Por, Rubén Iñiguez
“La prensa debe servir a los gobernados, no a los gobernantes”, decía Joseph Pulitzer. Y en tiempos de poder concentrado, esa frase se convierte en principio de resistencia. El periodismo crítico no es un lujo ni una amenaza, sino un contrapeso indispensable para que una sociedad no caiga en la obediencia ciega ni en el silencio impuesto. Cuando un gobierno, cualquiera que sea, busca sustituir la crítica por el aplauso, la transparencia por la propaganda, la democracia empieza a correr peligro.
México vive un momento delicado. Al menos 30 periodistas han sido removidos de sus espacios en medios durante el actual sexenio, ya sea por presiones, represalias o decisiones corporativas alineadas con intereses del poder. No se trata de hechos aislados, sino de una tendencia sostenida. En los últimos 10 meses se han documentado al menos 27 casos de acoso judicial, censura y presiones a periodistas.
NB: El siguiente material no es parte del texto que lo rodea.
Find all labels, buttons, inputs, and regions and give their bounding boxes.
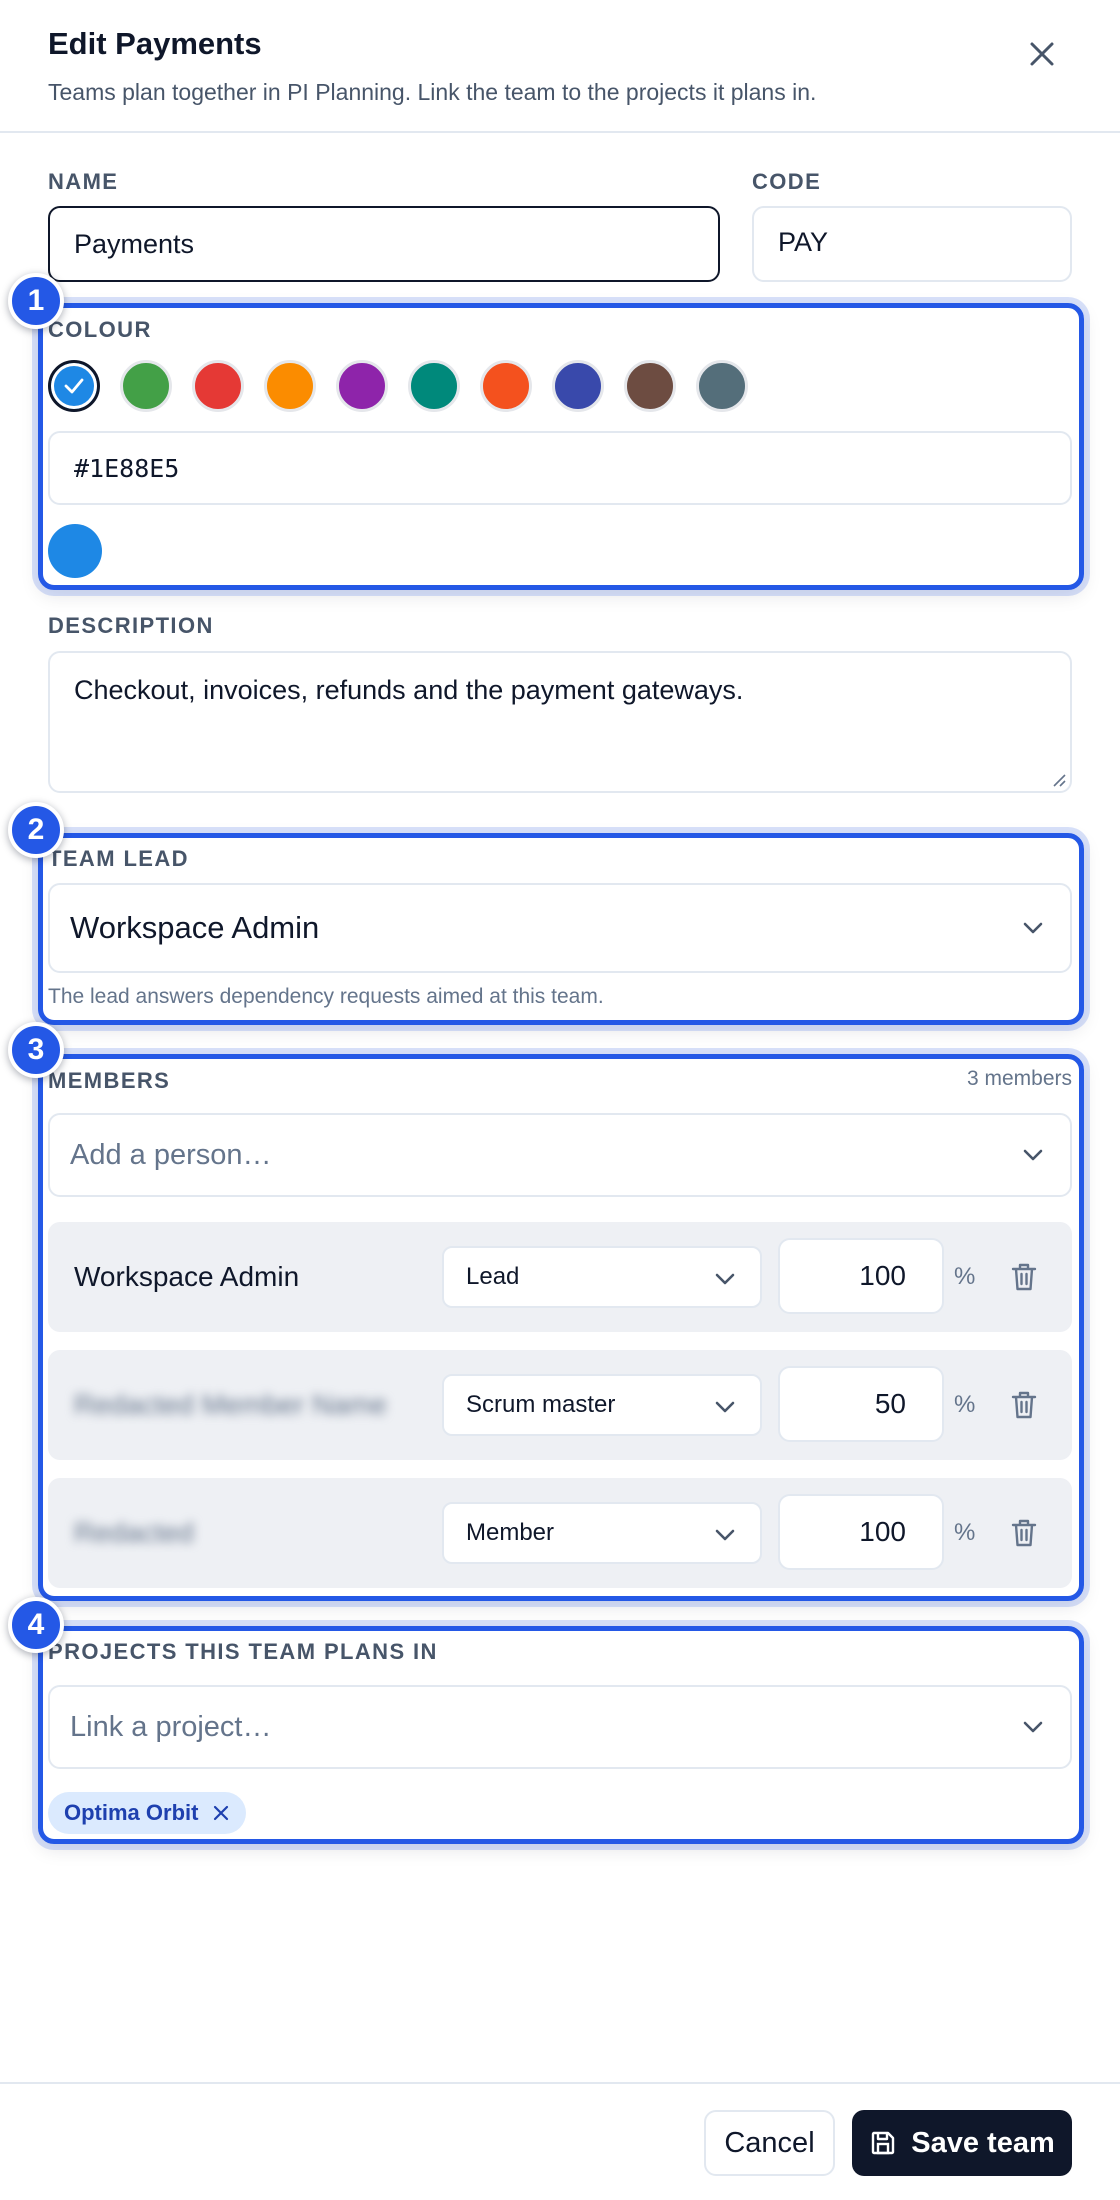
member-allocation-input[interactable]: 100 xyxy=(778,1494,944,1570)
colour-swatch[interactable] xyxy=(336,360,388,412)
percent-sign: % xyxy=(954,1519,976,1546)
description-label: DESCRIPTION xyxy=(48,613,214,638)
link-project-select[interactable]: Link a project… xyxy=(48,1685,1072,1769)
member-role-select[interactable]: Lead xyxy=(442,1246,762,1308)
check-icon xyxy=(64,378,84,394)
colour-swatch[interactable] xyxy=(624,360,676,412)
annotation-badge: 3 xyxy=(8,1022,64,1078)
colour-swatch[interactable] xyxy=(696,360,748,412)
annotation-badge: 2 xyxy=(8,802,64,858)
members-count: 3 members xyxy=(966,1067,1072,1090)
save-team-button[interactable]: Save team xyxy=(852,2110,1072,2176)
team-lead-value: Workspace Admin xyxy=(70,910,320,945)
colour-hex-value: #1E88E5 xyxy=(74,453,180,483)
member-name: Workspace Admin xyxy=(74,1261,300,1292)
member-name: Redacted Member Name xyxy=(74,1389,387,1420)
description-textarea[interactable]: Checkout, invoices, refunds and the paym… xyxy=(48,651,1072,793)
chevron-down-icon xyxy=(1023,1149,1043,1161)
close-icon[interactable] xyxy=(1022,34,1062,74)
dialog-title: Edit Payments xyxy=(48,26,262,61)
description-value: Checkout, invoices, refunds and the paym… xyxy=(74,675,744,705)
chevron-down-icon xyxy=(1023,922,1043,934)
member-name: Redacted xyxy=(74,1517,194,1548)
member-allocation-value: 100 xyxy=(859,1516,906,1547)
code-value: PAY xyxy=(778,226,829,257)
colour-swatch[interactable] xyxy=(408,360,460,412)
link-project-placeholder: Link a project… xyxy=(70,1710,272,1743)
annotation-badge: 4 xyxy=(8,1597,64,1653)
member-role-value: Scrum master xyxy=(466,1391,616,1418)
percent-sign: % xyxy=(954,1263,976,1290)
chevron-down-icon xyxy=(715,1529,735,1541)
team-lead-label: TEAM LEAD xyxy=(48,846,189,871)
colour-swatch[interactable] xyxy=(264,360,316,412)
name-input[interactable]: Payments xyxy=(48,206,720,282)
trash-icon[interactable] xyxy=(1006,1387,1042,1423)
cancel-button-label: Cancel xyxy=(724,2126,815,2159)
project-chip: Optima Orbit xyxy=(48,1792,247,1834)
name-value: Payments xyxy=(74,228,195,259)
member-row: Redacted Member 100% xyxy=(48,1478,1072,1588)
member-allocation-value: 100 xyxy=(859,1260,906,1291)
save-button-label: Save team xyxy=(911,2126,1055,2159)
chevron-down-icon xyxy=(715,1273,735,1285)
annotation-badge: 1 xyxy=(8,273,64,329)
add-person-placeholder: Add a person… xyxy=(70,1138,272,1171)
name-label: NAME xyxy=(48,169,119,194)
colour-preview xyxy=(48,524,102,578)
trash-icon[interactable] xyxy=(1006,1259,1042,1295)
member-row: Redacted Member Name Scrum master 50% xyxy=(48,1350,1072,1460)
colour-swatch[interactable] xyxy=(552,360,604,412)
member-role-select[interactable]: Scrum master xyxy=(442,1374,762,1436)
team-lead-select[interactable]: Workspace Admin xyxy=(48,883,1072,973)
members-label: MEMBERS xyxy=(48,1068,171,1093)
resize-handle-icon[interactable] xyxy=(1050,771,1066,787)
trash-icon[interactable] xyxy=(1006,1515,1042,1551)
chevron-down-icon xyxy=(1023,1721,1043,1733)
percent-sign: % xyxy=(954,1391,976,1418)
team-lead-help: The lead answers dependency requests aim… xyxy=(48,985,604,1008)
colour-swatch[interactable] xyxy=(480,360,532,412)
member-allocation-input[interactable]: 50 xyxy=(778,1366,944,1442)
member-role-select[interactable]: Member xyxy=(442,1502,762,1564)
code-label: CODE xyxy=(752,169,822,194)
projects-label: PROJECTS THIS TEAM PLANS IN xyxy=(48,1639,438,1664)
add-person-select[interactable]: Add a person… xyxy=(48,1113,1072,1197)
member-role-value: Member xyxy=(466,1519,555,1546)
remove-chip-icon[interactable] xyxy=(212,1804,230,1822)
member-role-value: Lead xyxy=(466,1263,520,1290)
member-row: Workspace Admin Lead 100% xyxy=(48,1222,1072,1332)
chevron-down-icon xyxy=(715,1401,735,1413)
colour-swatch[interactable] xyxy=(48,360,100,412)
cancel-button[interactable]: Cancel xyxy=(704,2110,835,2176)
member-allocation-input[interactable]: 100 xyxy=(778,1238,944,1314)
dialog-subtitle: Teams plan together in PI Planning. Link… xyxy=(48,79,817,105)
colour-label: COLOUR xyxy=(48,317,152,342)
colour-swatch[interactable] xyxy=(120,360,172,412)
colour-hex-input[interactable]: #1E88E5 xyxy=(48,431,1072,505)
member-allocation-value: 50 xyxy=(874,1388,906,1419)
colour-swatch[interactable] xyxy=(192,360,244,412)
save-icon xyxy=(872,2131,895,2155)
project-chip-label: Optima Orbit xyxy=(64,1800,199,1825)
dialog-header: Edit Payments Teams plan together in PI … xyxy=(0,0,1120,133)
code-input[interactable]: PAY xyxy=(752,206,1072,282)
Desde 2018, entre 43 y 47 periodistas han sido asesinados en el país. Los datos son contundentes, pero la respuesta institucional ha sido la negación.
Este fenómeno no es nuevo ni exclusivo de México. En países como Venezuela y Nicaragua, los primeros síntomas de la regresión autoritaria también se vieron en los medios: primero vinieron los vetos, luego las campañas de desprestigio, después los cierres forzados, las detenciones y los exilios. Hoy, en esos países, los pocos periodistas independientes que quedan viven bajo amenaza constante. El gobierno controla los principales canales de información y se castiga el pensamiento divergente.
En Venezuela, por ejemplo, el cierre de medios como El Nacional o la persecución a periodistas como Luz Mely Reyes marcaron el camino hacia el control informativo absoluto. En Nicaragua, el régimen de Daniel Ortega expulsó a medios internacionales, confiscó redacciones y encarceló a reporteros.
México aún no está en ese punto, pero las señales de alarma ya están encendidas. La Cuarta Transformación, ahora en su segundo piso, ha convertido sus conferencias matutinas en tribunas para descalificar a medios y periodistas que los cuestionan. Las etiquetas como “prensa vendida”, “conservadores” o “calumniadores” no son inocuas; alimentan una hostilidad que legitima la violencia simbólica —y en muchos casos, física— contra quienes hacen preguntas incómodas. Este clima se ha normalizado peligrosamente.
El periodismo crítico no es enemigo de la democracia, es su salvavidas. Cuando los medios renuncian al cuestionamiento para convertirse en vocerías del poder, lo que se debilita no es solo la libertad de expresión, sino la posibilidad misma de exigir cuentas, denunciar abusos y construir ciudadanía informada. Sin periodismo libre, el poder se vuelve opaco, impune y más proclive al autoritarismo.
Lo más preocupante es que, mientras esto ocurre, una parte importante de la sociedad aplaude la censura. Desde redes sociales hasta plataformas de medios alineados, se normaliza la idea de que la prensa debe “alinearse con el pueblo”, cuando en realidad su deber es incomodar al poder, denunciar injusticias y fiscalizar sin importar quién gobierne. En democracia, no se aplaude al mensajero, se protege su derecho a decir la verdad, incluso cuando incomoda.
México está aún a tiempo de rectificar. Proteger al periodismo independiente no es un favor al gremio, es una defensa de nuestra libertad como sociedad. Porque cuando los periodistas callan —por miedo, censura o consigna—, lo siguiente que se silencia es la verdad. Y una democracia sin verdad es solo una ilusión decorada con urnas.